Nancy will walk into a room, three weeks from her delivery date, patting her big fat belly with a broad grin on her face. She'll sit herself down in the middle of a couch or a chair, rest a plate of food on the "shelf" and wiggle her poised fingers in the air as she decides which morsel she should sacrifice to The Baby first.

She has no problem letting other people assist her, and in fact will hold an elbow out before arising from her chair so one of the guys emerging from the beer cooler can yank her up on their way back to the La-Z-Boy to watch the game. She'll smile graciously as she continues to stroke her belly and waddle off to the bathroom — again.

I think the thing is she likes the attention. And she looks beautiful, with perfect complexion and pregnancy weight of a perfect 25 pounds. As her husband has said, she's gained only enough weight to pop the wrinkles out of her face.

My 4-year-old is enamored with her — or with her belly, I should say. In a room full of people, he'll walk up to her, hike up her shirt and stare up at this big round orb.

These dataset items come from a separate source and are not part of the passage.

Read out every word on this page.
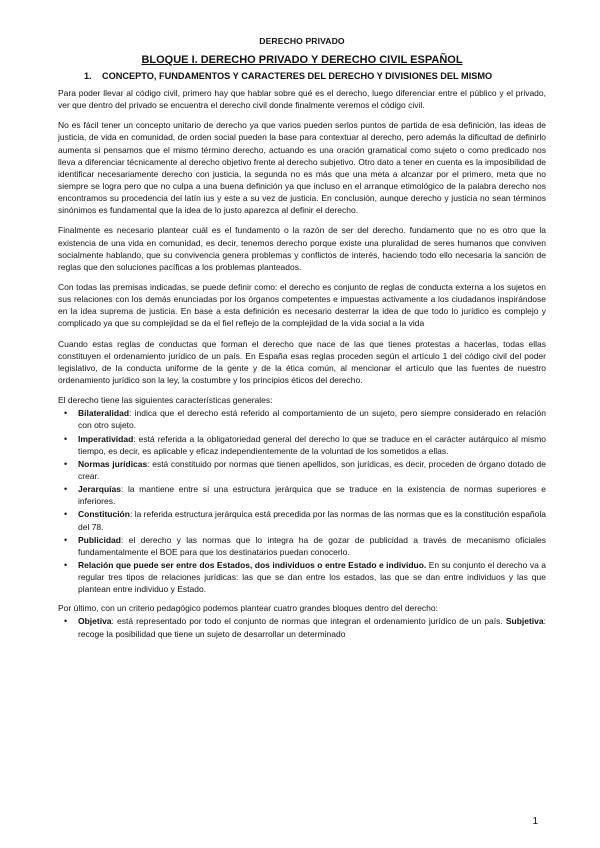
DERECHO PRIVADO
BLOQUE I. DERECHO PRIVADO Y DERECHO CIVIL ESPAÑOL
1. CONCEPTO, FUNDAMENTOS Y CARACTERES DEL DERECHO Y DIVISIONES DEL MISMO

Para poder llevar al código civil, primero hay que hablar sobre qué es el derecho, luego diferenciar entre el público y el privado, ver que dentro del privado se encuentra el derecho civil donde finalmente veremos el código civil.

No es fácil tener un concepto unitario de derecho ya que varios pueden serlos puntos de partida de esa definición, las ideas de justicia, de vida en comunidad, de orden social pueden la base para contextuar al derecho, pero además la dificultad de definirlo aumenta si pensamos que el mismo término derecho, actuando es una oración gramatical como sujeto o como predicado nos lleva a diferenciar técnicamente al derecho objetivo frente al derecho subjetivo. Otro dato a tener en cuenta es la imposibilidad de identificar necesariamente derecho con justicia, la segunda no es más que una meta a alcanzar por el primero, meta que no siempre se logra pero que no culpa a una buena definición ya que incluso en el arranque etimológico de la palabra derecho nos encontramos su procedencia del latín ius y este a su vez de justicia. En conclusión, aunque derecho y justicia no sean términos sinónimos es fundamental que la idea de lo justo aparezca al definir el derecho.

Finalmente es necesario plantear cuál es el fundamento o la razón de ser del derecho. fundamento que no es otro que la existencia de una vida en comunidad, es decir, tenemos derecho porque existe una pluralidad de seres humanos que conviven socialmente hablando, que su convivencia genera problemas y conflictos de interés, haciendo todo ello necesaria la sanción de reglas que den soluciones pacíficas a los problemas planteados.

Con todas las premisas indicadas, se puede definir como: el derecho es conjunto de reglas de conducta externa a los sujetos en sus relaciones con los demás enunciadas por los órganos competentes e impuestas activamente a los ciudadanos inspirándose en la idea suprema de justicia. En base a esta definición es necesario desterrar la idea de que todo lo jurídico es complejo y complicado ya que su complejidad se da el fiel reflejo de la complejidad de la vida social a la vida

Cuando estas reglas de conductas que forman el derecho que nace de las que tienes protestas a hacerlas, todas ellas constituyen el ordenamiento jurídico de un país. En España esas reglas proceden según el artículo 1 del código civil del poder legislativo, de la conducta uniforme de la gente y de la ética común, al mencionar el artículo que las fuentes de nuestro ordenamiento jurídico son la ley, la costumbre y los principios éticos del derecho.

El derecho tiene las siguientes características generales:

• Bilateralidad: indica que el derecho está referido al comportamiento de un sujeto, pero siempre considerado en relación con otro sujeto.
• Imperatividad: está referida a la obligatoriedad general del derecho lo que se traduce en el carácter autárquico al mismo tiempo, es decir, es aplicable y eficaz independientemente de la voluntad de los sometidos a ellas.
• Normas jurídicas: está constituido por normas que tienen apellidos, son jurídicas, es decir, proceden de órgano dotado de crear.
• Jerarquías: la mantiene entre sí una estructura jerárquica que se traduce en la existencia de normas superiores e inferiores.
• Constitución: la referida estructura jerárquica está precedida por las normas de las normas que es la constitución española del 78.
• Publicidad: el derecho y las normas que lo integra ha de gozar de publicidad a través de mecanismo oficiales fundamentalmente el BOE para que los destinatarios puedan conocerlo.
• Relación que puede ser entre dos Estados, dos individuos o entre Estado e individuo. En su conjunto el derecho va a regular tres tipos de relaciones jurídicas: las que se dan entre los estados, las que se dan entre individuos y las que plantean entre individuo y Estado.

Por último, con un criterio pedagógico podemos plantear cuatro grandes bloques dentro del derecho:

• Objetiva: está representado por todo el conjunto de normas que integran el ordenamiento jurídico de un país. Subjetiva: recoge la posibilidad que tiene un sujeto de desarrollar un determinado
1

"Is this the baby's nose?" Will asked one time, poking on her extended belly button. Nancy giggled, quite comfortable with her belly and all of its bare bigness being exposed to the rest of us. I shuddered a little and looked at my brother, whose face was scrunched up in disgust as if he just finished a shot of Jaegermeister, which he hates.

Nancy didn't care. She just patted her belly, smiled broadly and poked a little at her belly button herself. The rest of us simply walked out of the room, leaving Nancy, The Baby and her belly button to themselves.

I would have hated this. Never in a million years would I let some kid lift my shirt. I would not have let anyone look at my exposed belly, much less touch it, and if anyone were to offer advice about what healthy mommy snacks I should eat, I would have told them that they were fat and should take another look at their own bathroom scale.

In fact, I can say that I hated being pregnant altogether. I gained 45 pounds with each pregnancy, was tired all the time, drank myself to oblivion with extra-large UDF chocolate malts while crying in the parking lot, left my house in my pajamas and slippers because I was too pissed off to get dressed and for some reason gained immense satisfaction from verbally insulting strangers when they smiled cutely at me. I was a bundle of maternal joy.

Not only that, but I threw up regularly.

The whole pregnancy thing is something I don't really like to revisit. Not only did I not like being pregnant, I was a nervous wreck, convinced that something was about to go horribly wrong. "Calm" and "content" were two words that did not describe my state of being during those nine months.

Instead I like to start with the first second I was able to hold each of my children. During each of their first moments, time for me stood still. As I examined their perfect little bodies, their tiny fingers, the shapes of their faces, the sound of their cry — for that moment, nothing else in the world mattered.

All I could do is laugh, because I knew then that love at first sight is possible, that there are things you have to take on faith and on the grand scale there are things that are bigger than I am.

I suppose this is something I'm still learning. I know how someone handles a pregnancy doesn't determine how good a mom she'll be or how good a person she is or how much faith she has. I still firmly believe, for me, that pregnancy sucks. But watching my sister during this time has reminded me that every now and then I still need to give it all up and just go with things, because sometimes great times happen.